Alejandro Escalante: Tacos de canasta are the most common breakfast tacos in Mexico City. Tacos de guisados are perhaps equally popular in the capital now that they’re practically the national breakfast food: corn tortillas with one or two leftover guisados. They’re always accompanied with rice, beans, salsa and chiles…
Classic: chicharrón in a Green, red or mixed salsa; beef picadillo, rajas con crema; chorizo with potatoes, mole with shredded chicken, tinga, cochinita, bistek in salsa (pasilla, green, red, etc.), moronga [blood sausage], sausage, milanesa…

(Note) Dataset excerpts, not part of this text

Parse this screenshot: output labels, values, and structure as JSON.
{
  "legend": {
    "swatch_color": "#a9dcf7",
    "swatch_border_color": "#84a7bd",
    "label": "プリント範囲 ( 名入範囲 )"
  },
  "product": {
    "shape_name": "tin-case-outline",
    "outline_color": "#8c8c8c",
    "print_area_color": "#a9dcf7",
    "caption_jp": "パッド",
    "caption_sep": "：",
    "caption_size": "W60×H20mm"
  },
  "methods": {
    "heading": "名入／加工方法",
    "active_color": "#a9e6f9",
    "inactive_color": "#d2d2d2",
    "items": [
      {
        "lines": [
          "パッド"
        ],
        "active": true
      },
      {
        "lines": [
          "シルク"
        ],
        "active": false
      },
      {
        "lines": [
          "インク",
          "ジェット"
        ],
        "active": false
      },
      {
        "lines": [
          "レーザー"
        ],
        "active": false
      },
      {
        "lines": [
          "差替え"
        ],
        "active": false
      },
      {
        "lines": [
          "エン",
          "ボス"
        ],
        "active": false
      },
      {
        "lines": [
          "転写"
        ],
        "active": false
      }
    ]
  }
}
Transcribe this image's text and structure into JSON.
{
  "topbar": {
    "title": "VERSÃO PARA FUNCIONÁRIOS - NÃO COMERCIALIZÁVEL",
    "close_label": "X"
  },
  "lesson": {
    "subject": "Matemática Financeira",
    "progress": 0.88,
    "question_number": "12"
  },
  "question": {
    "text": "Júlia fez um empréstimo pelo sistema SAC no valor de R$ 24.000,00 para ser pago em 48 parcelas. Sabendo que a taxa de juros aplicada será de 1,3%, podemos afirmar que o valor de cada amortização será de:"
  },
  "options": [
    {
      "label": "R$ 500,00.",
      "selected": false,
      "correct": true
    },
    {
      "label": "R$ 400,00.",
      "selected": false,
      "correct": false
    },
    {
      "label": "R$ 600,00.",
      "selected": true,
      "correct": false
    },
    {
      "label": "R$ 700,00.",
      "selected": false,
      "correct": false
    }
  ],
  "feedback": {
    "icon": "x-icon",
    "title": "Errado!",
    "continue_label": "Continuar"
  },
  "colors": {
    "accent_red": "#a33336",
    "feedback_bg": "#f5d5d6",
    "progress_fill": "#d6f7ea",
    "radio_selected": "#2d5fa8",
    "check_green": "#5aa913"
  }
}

Vegetarian: nopales; quelites (in the form of a fritter in a salsa); verdolagas [purslane]; chile relleno ( chile poblano stuffed with cheese, chile ancho filled with refried beans, chile cuaresmeño filled with tuna or cheese); fritters of all sort (cauliflower fritter, chard fritter, potato pancake); tuna salad (or of other fish); sardines (with avocados, chile, tomato); beans, cheese; squash blossom…

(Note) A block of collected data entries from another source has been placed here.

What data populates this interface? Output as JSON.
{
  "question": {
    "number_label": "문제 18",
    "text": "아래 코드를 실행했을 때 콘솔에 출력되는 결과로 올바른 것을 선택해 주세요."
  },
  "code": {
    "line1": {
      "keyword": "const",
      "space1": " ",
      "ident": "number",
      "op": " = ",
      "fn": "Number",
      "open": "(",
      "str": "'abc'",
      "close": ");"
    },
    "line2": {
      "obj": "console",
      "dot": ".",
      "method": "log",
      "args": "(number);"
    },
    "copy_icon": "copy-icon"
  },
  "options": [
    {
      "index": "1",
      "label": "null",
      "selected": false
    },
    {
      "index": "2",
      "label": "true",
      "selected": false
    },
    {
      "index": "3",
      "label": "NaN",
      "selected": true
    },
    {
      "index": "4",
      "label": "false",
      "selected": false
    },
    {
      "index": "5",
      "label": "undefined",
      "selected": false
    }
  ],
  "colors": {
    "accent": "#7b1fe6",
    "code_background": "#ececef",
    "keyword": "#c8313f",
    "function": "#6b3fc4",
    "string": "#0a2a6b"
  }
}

Eggs: Rice with hard-boiled egg, a la albañil (scrambled in a salsa of chile pasilla or of your choice), with ham; with potatoes, dried and reconstituted salt beef, a la mexicana, sausage…

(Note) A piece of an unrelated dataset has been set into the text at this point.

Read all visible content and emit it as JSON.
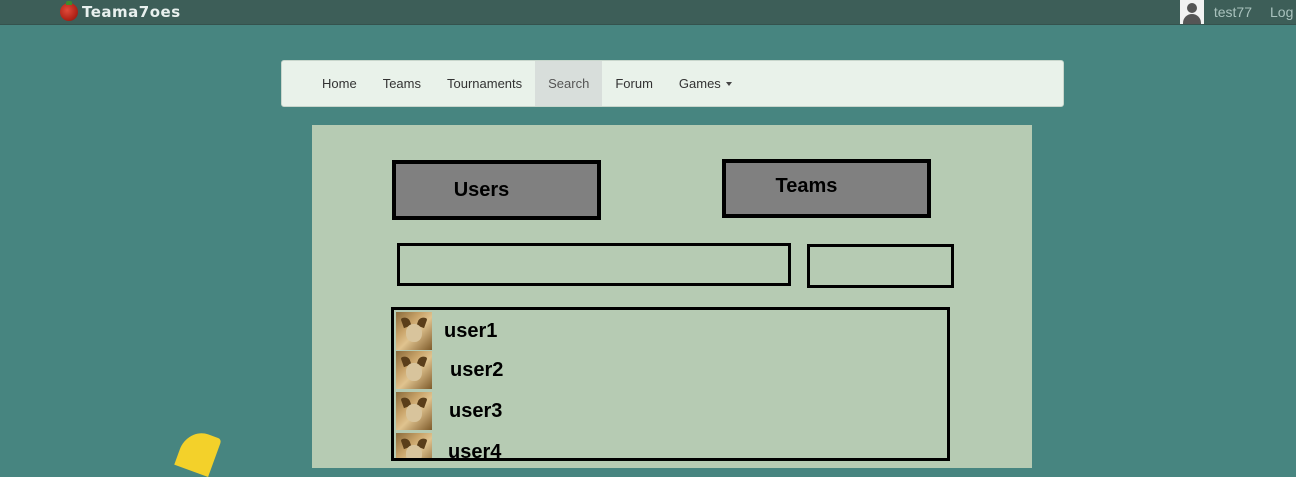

Variations: Tacos acorazados from Morelos state (also breakfast tacos) consist of two tortillas, rice, a guisado and a hard-boiled egg. They’re garnished with pumpkin seeds, salsas and pickled chiles.
Liver and onion tacos can also be considered a morning specialty since there are stalls that serve only them and are open from morning till noon.
On the weekends:Some carnitas tacos aren’t specifically breakfast tacos. However, they can be found at taco stalls that open early. Hildago-style lamb barbacoa (etc.) is a breakfast food and is eaten in taco form. Grilled tacos campechanos: cecina, chorizo (or longaniza) and chicharron. They’re found at El Villamelón or Rosita Alvires (two Mexico City taquerías).
Tamales: They’re not tacos, but they are an excellent breakfast and are found all over Mexico.
TT: How popular and how common are tacos mañaneros in Mexico?
AE: Tacos de canasta are everywhere in Mexico City, from bicycles, on street corners, in shops…from dawn to 4 or 5 p.m.
TT: Are tacos mañaneros eaten in corn tortillas only?
AE: In Monterrey, I’ve eaten breakfast tacos on flour tortillas. They’re filled with guisados—chorizo, picadillo, beans, cheese-stuffed jalapeños. If it’s an option, the tacos are eaten in corn tortillas.
TT: Do you have a favorite taco mañanero?
AE: I used to be a great eater of tacos de canasta, but no more…now I like guisados and on the weekends campechanos.
TT: Where are the best tacos mañaneros found?
TT: Have you eaten tacos mañaneros in Texas? Did you like them?
AE: I haven’t, but I hope to try them soon!
Aside from writing for Animal Gourmet, Escalante can be heard on the radio show, Cowboys VS Gangsters Thursdays 7 p.m.–9 p.m., talking food. He is also working on two books about traditional Mexican cuisine that are expected to be published in 2014.